Stannard has performed the surgery on hundreds of patients and described the procedure to Loren Figueroa and her parents, Salvador and Maria Figueroa. “If you have a large pothole, or large portion of damaged cartilage, we can replace that whole area with a fresh graft of donor tissue,” Stannard said. “It can take a patient from limited ability — barely able to walk — to being back to where he is functional in life, and in some cases, back to doing athletics.”

It’s amazing that I was able to come back after such a bad injury. I am really grateful.
Loren Figueroa

A key to a successful cartilage transplant is getting a graft of a comparable size. Figueroa’s knee was measured and then they would wait until a matching graft became available. For patients who are an average size, a match might be available in a week.

Stannard warned Figueroa that because of her petite size of 5’2,” her wait could be as long as six months. Four days later, Stannard called Figueroa. A match was available.

Stannard performed the surgery in May 2012 at the Missouri Orthopaedic Institute. Figueroa was discharged from the hospital a week later. Maria stayed with her daughter the first two weeks after the surgery.

“The whole process of recovery was challenging,” Loren Figueroa said. “After a while, I could walk again but nothing else. I was so used to being physical. My whole life was lifting weights, going to class, training for competition and doing homework. Now I couldn’t do any exercise except walk for nine months.”

Back to the boards

Loren Figueroa
Figueroa redshirted her sophomore year, sitting out the 2012-2013 season but retaining her eligibility.


“We had just joined the SEC when I hurt my knee,” Figueroa said. “Everyone thought I would quit.”

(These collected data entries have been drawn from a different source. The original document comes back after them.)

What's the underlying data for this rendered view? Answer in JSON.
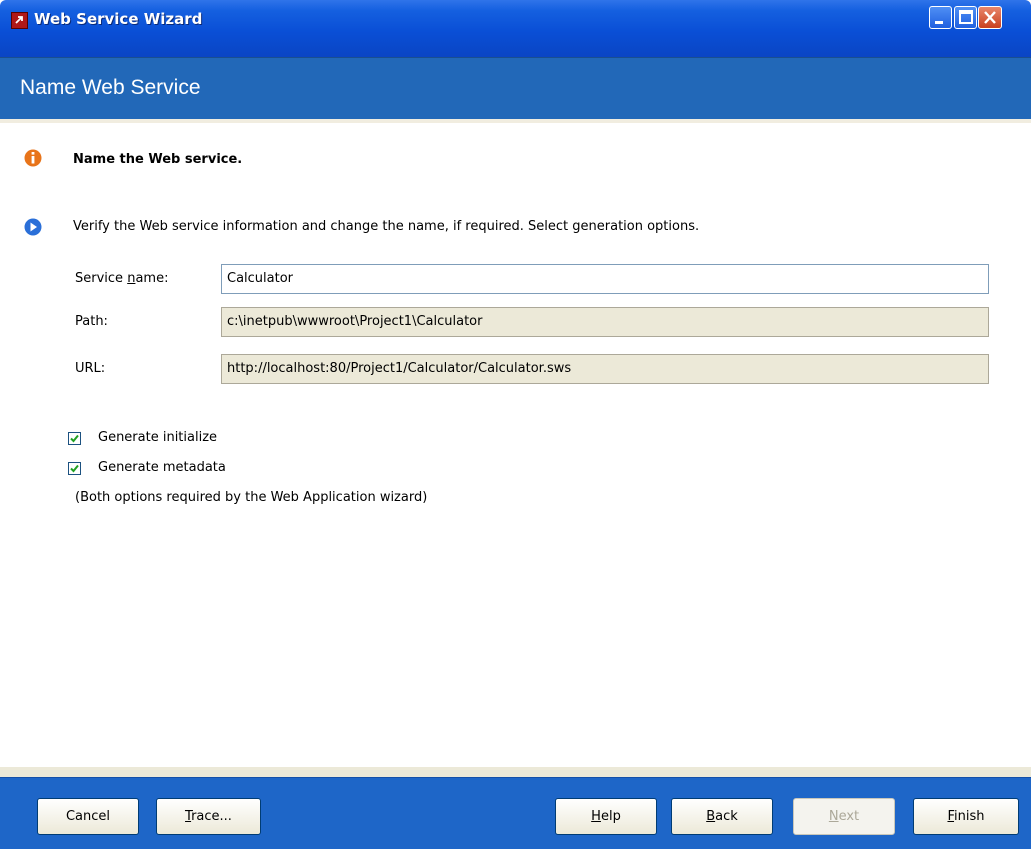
{
  "window": {
    "title": "Web Service Wizard",
    "controls": [
      "minimize-icon",
      "maximize-icon",
      "close-icon"
    ]
  },
  "header": {
    "title": "Name Web Service"
  },
  "message": {
    "title": "Name the Web service.",
    "instructions": "Verify the Web service information and change the name, if required. Select generation options."
  },
  "form": {
    "service_name": {
      "label_pre": "Service ",
      "label_mnemonic": "n",
      "label_post": "ame:",
      "value": "Calculator"
    },
    "path": {
      "label": "Path:",
      "value": "c:\\inetpub\\wwwroot\\Project1\\Calculator"
    },
    "url": {
      "label": "URL:",
      "value": "http://localhost:80/Project1/Calculator/Calculator.sws"
    }
  },
  "options": {
    "generate_initialize": {
      "label": "Generate initialize",
      "checked": true
    },
    "generate_metadata": {
      "label": "Generate metadata",
      "checked": true
    },
    "note": "(Both options required by the Web Application wizard)"
  },
  "buttons": {
    "cancel": {
      "label": "Cancel"
    },
    "trace": {
      "mnemonic": "T",
      "rest": "race..."
    },
    "help": {
      "mnemonic": "H",
      "rest": "elp"
    },
    "back": {
      "mnemonic": "B",
      "rest": "ack"
    },
    "next": {
      "mnemonic": "N",
      "rest": "ext",
      "enabled": false
    },
    "finish": {
      "mnemonic": "F",
      "rest": "inish"
    }
  },
  "colors": {
    "title_bar": "#0a4fd6",
    "header_band": "#2268b8",
    "bottom_bar": "#1e66c8",
    "info_icon": "#e8741a",
    "arrow_icon": "#2a6fd8",
    "checkmark": "#21a121"
  }
}
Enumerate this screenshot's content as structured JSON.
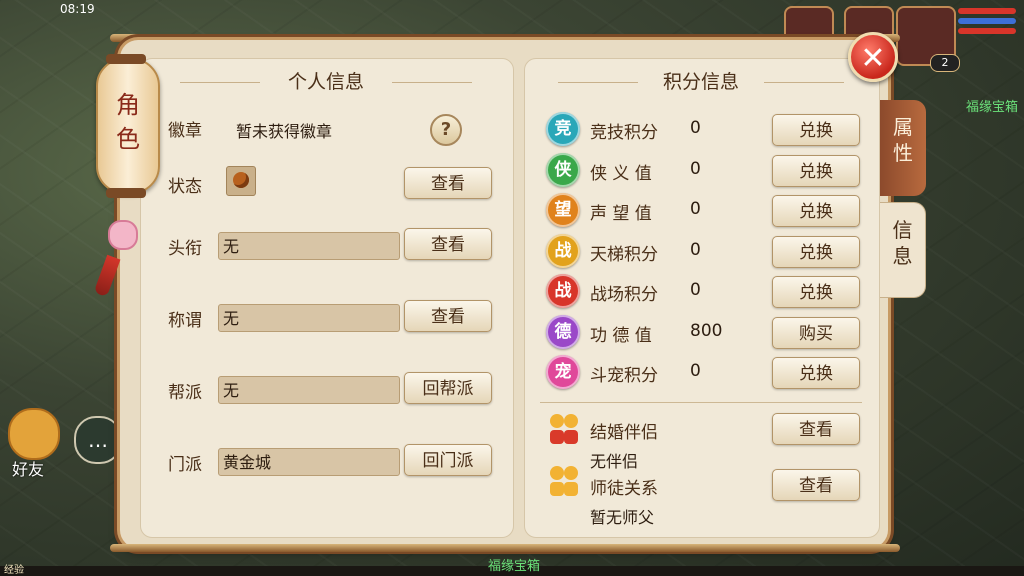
{
  "status_bar": {
    "time": "08:19"
  },
  "hud": {
    "level": "2",
    "right_label": "福缘宝箱"
  },
  "lantern": {
    "text_1": "角",
    "text_2": "色"
  },
  "left_hud": {
    "friends_label": "好友",
    "chat_icon": "chat-icon"
  },
  "bottom": {
    "exp_label": "经验",
    "center_label": "福缘宝箱"
  },
  "close_icon": "close-icon",
  "personal": {
    "title": "个人信息",
    "badge_label": "徽章",
    "badge_value": "暂未获得徽章",
    "help_icon": "?",
    "state_label": "状态",
    "state_view_btn": "查看",
    "title_label": "头衔",
    "title_value": "无",
    "title_view_btn": "查看",
    "appellation_label": "称谓",
    "appellation_value": "无",
    "appellation_view_btn": "查看",
    "guild_label": "帮派",
    "guild_value": "无",
    "guild_btn": "回帮派",
    "sect_label": "门派",
    "sect_value": "黄金城",
    "sect_btn": "回门派"
  },
  "points": {
    "title": "积分信息",
    "items": [
      {
        "icon": "竞",
        "name": "竞技积分",
        "value": "0",
        "btn": "兑换",
        "color": "#2aa7b8"
      },
      {
        "icon": "侠",
        "name": "侠 义 值",
        "value": "0",
        "btn": "兑换",
        "color": "#3aa84a"
      },
      {
        "icon": "望",
        "name": "声 望 值",
        "value": "0",
        "btn": "兑换",
        "color": "#e0821c"
      },
      {
        "icon": "战",
        "name": "天梯积分",
        "value": "0",
        "btn": "兑换",
        "color": "#e2a21c"
      },
      {
        "icon": "战",
        "name": "战场积分",
        "value": "0",
        "btn": "兑换",
        "color": "#d8352a"
      },
      {
        "icon": "德",
        "name": "功 德 值",
        "value": "800",
        "btn": "购买",
        "color": "#9a48c8"
      },
      {
        "icon": "宠",
        "name": "斗宠积分",
        "value": "0",
        "btn": "兑换",
        "color": "#e0489a"
      }
    ],
    "marriage_label": "结婚伴侣",
    "marriage_btn": "查看",
    "marriage_value": "无伴侣",
    "mentor_label": "师徒关系",
    "mentor_btn": "查看",
    "mentor_value": "暂无师父"
  },
  "tabs": {
    "attr": "属性",
    "info": "信息"
  }
}
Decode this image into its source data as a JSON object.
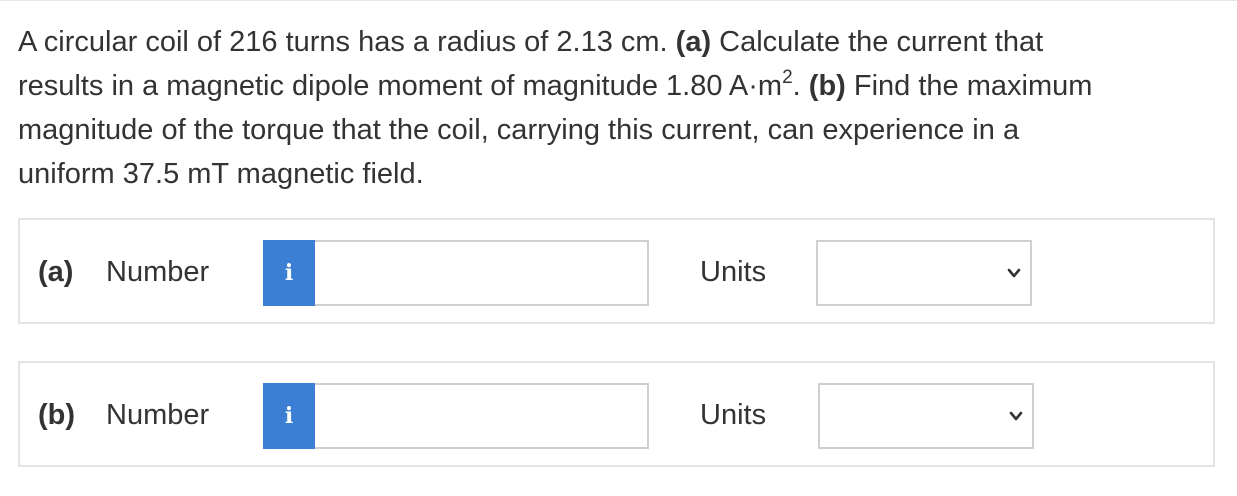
{
  "question": {
    "line1_a": "A circular coil of 216 turns has a radius of 2.13 cm. ",
    "line1_a_tag": "(a)",
    "line1_b": " Calculate the current that",
    "line2_a": "results in a magnetic dipole moment of magnitude 1.80 A·m",
    "line2_sup": "2",
    "line2_b": ". ",
    "line2_b_tag": "(b)",
    "line2_c": " Find the maximum",
    "line3": "magnitude of the torque that the coil, carrying this current, can experience in a",
    "line4": "uniform 37.5 mT magnetic field."
  },
  "parts": [
    {
      "tag": "(a)",
      "number_label": "Number",
      "info_icon": "i",
      "number_value": "",
      "units_label": "Units",
      "units_selected": ""
    },
    {
      "tag": "(b)",
      "number_label": "Number",
      "info_icon": "i",
      "number_value": "",
      "units_label": "Units",
      "units_selected": ""
    }
  ],
  "icons": {
    "info": "info-icon",
    "dropdown": "chevron-down-icon"
  },
  "colors": {
    "info_button": "#3b7fd4",
    "text": "#333333",
    "border": "#e3e3e3"
  }
}
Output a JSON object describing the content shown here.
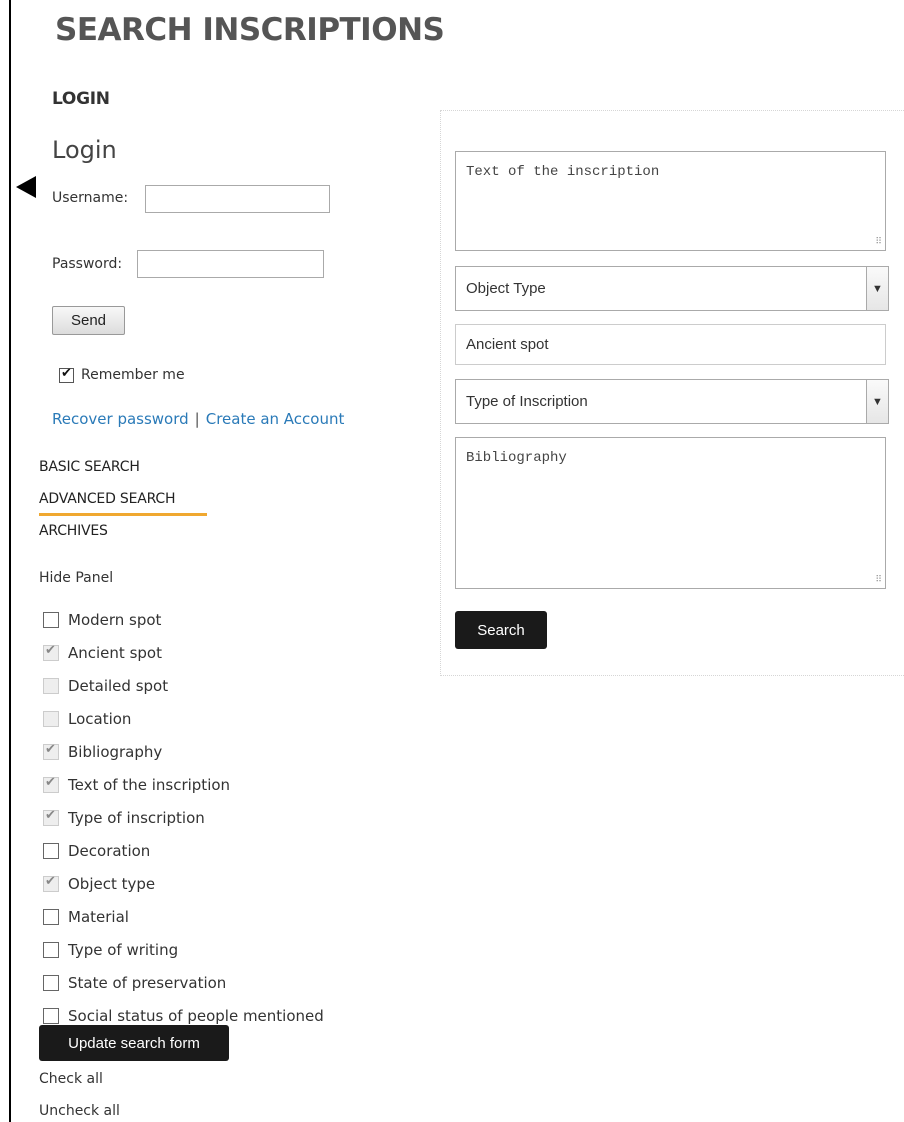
{
  "header": {
    "title": "SEARCH INSCRIPTIONS"
  },
  "login": {
    "section_title": "LOGIN",
    "heading": "Login",
    "username_label": "Username:",
    "username_value": "",
    "password_label": "Password:",
    "password_value": "",
    "send_label": "Send",
    "remember_label": "Remember me",
    "remember_checked": true,
    "recover_link": "Recover password",
    "separator": "|",
    "create_link": "Create an Account"
  },
  "nav": {
    "items": [
      {
        "label": "BASIC SEARCH",
        "active": false
      },
      {
        "label": "ADVANCED SEARCH",
        "active": true
      },
      {
        "label": "ARCHIVES",
        "active": false
      }
    ]
  },
  "panel_toggle": {
    "label": "Hide Panel"
  },
  "options": [
    {
      "label": "Modern spot",
      "checked": false,
      "enabled": true
    },
    {
      "label": "Ancient spot",
      "checked": true,
      "enabled": false
    },
    {
      "label": "Detailed spot",
      "checked": false,
      "enabled": false
    },
    {
      "label": "Location",
      "checked": false,
      "enabled": false
    },
    {
      "label": "Bibliography",
      "checked": true,
      "enabled": false
    },
    {
      "label": "Text of the inscription",
      "checked": true,
      "enabled": false
    },
    {
      "label": "Type of inscription",
      "checked": true,
      "enabled": false
    },
    {
      "label": "Decoration",
      "checked": false,
      "enabled": true
    },
    {
      "label": "Object type",
      "checked": true,
      "enabled": false
    },
    {
      "label": "Material",
      "checked": false,
      "enabled": true
    },
    {
      "label": "Type of writing",
      "checked": false,
      "enabled": true
    },
    {
      "label": "State of preservation",
      "checked": false,
      "enabled": true
    },
    {
      "label": "Social status of people mentioned",
      "checked": false,
      "enabled": true
    }
  ],
  "actions": {
    "update_label": "Update search form",
    "check_all": "Check all",
    "uncheck_all": "Uncheck all"
  },
  "form": {
    "text_placeholder": "Text of the inscription",
    "object_type_selected": "Object Type",
    "ancient_spot_placeholder": "Ancient spot",
    "inscription_type_selected": "Type of Inscription",
    "bibliography_placeholder": "Bibliography",
    "search_label": "Search"
  }
}
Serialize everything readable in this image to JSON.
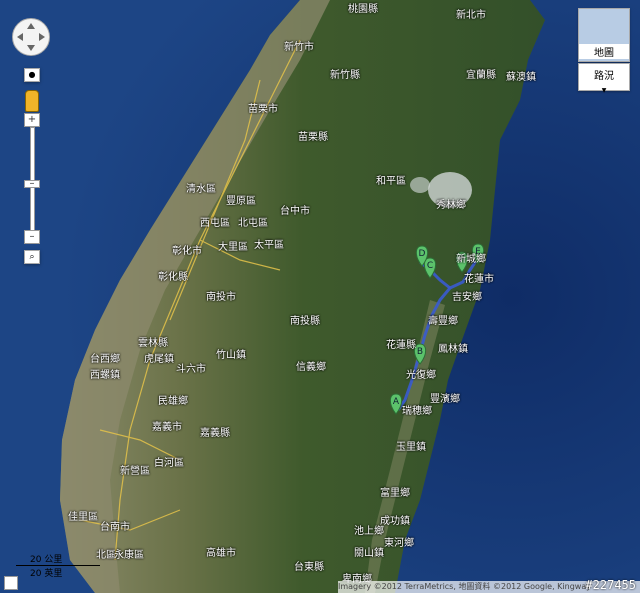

In her first meet back in 2013, Figueroa broke Mizzou’s record in the 3-meter dive. She won her first 10 meets in the 1-meter dive and entered the NCAA championships undefeated. She earned the SEC Female Diver of the Week honors a league-high three times during the season. Again, she earned All-American first team honors. She ranks second all-time at Mizzou in the 1-meter dive and holds the school’s 3-meter record.

In April 2015, at the end of her senior year, Figueroa retired from diving. While it was bittersweet, she knew that one day her college diving career would end.

“If it weren’t for Dr. Stannard and the cartilage donor, there’s no way I would have been able to return and finish my diving career,” Figueroa said. “It’s amazing that I was able to come back after such a bad injury. I am really grateful.”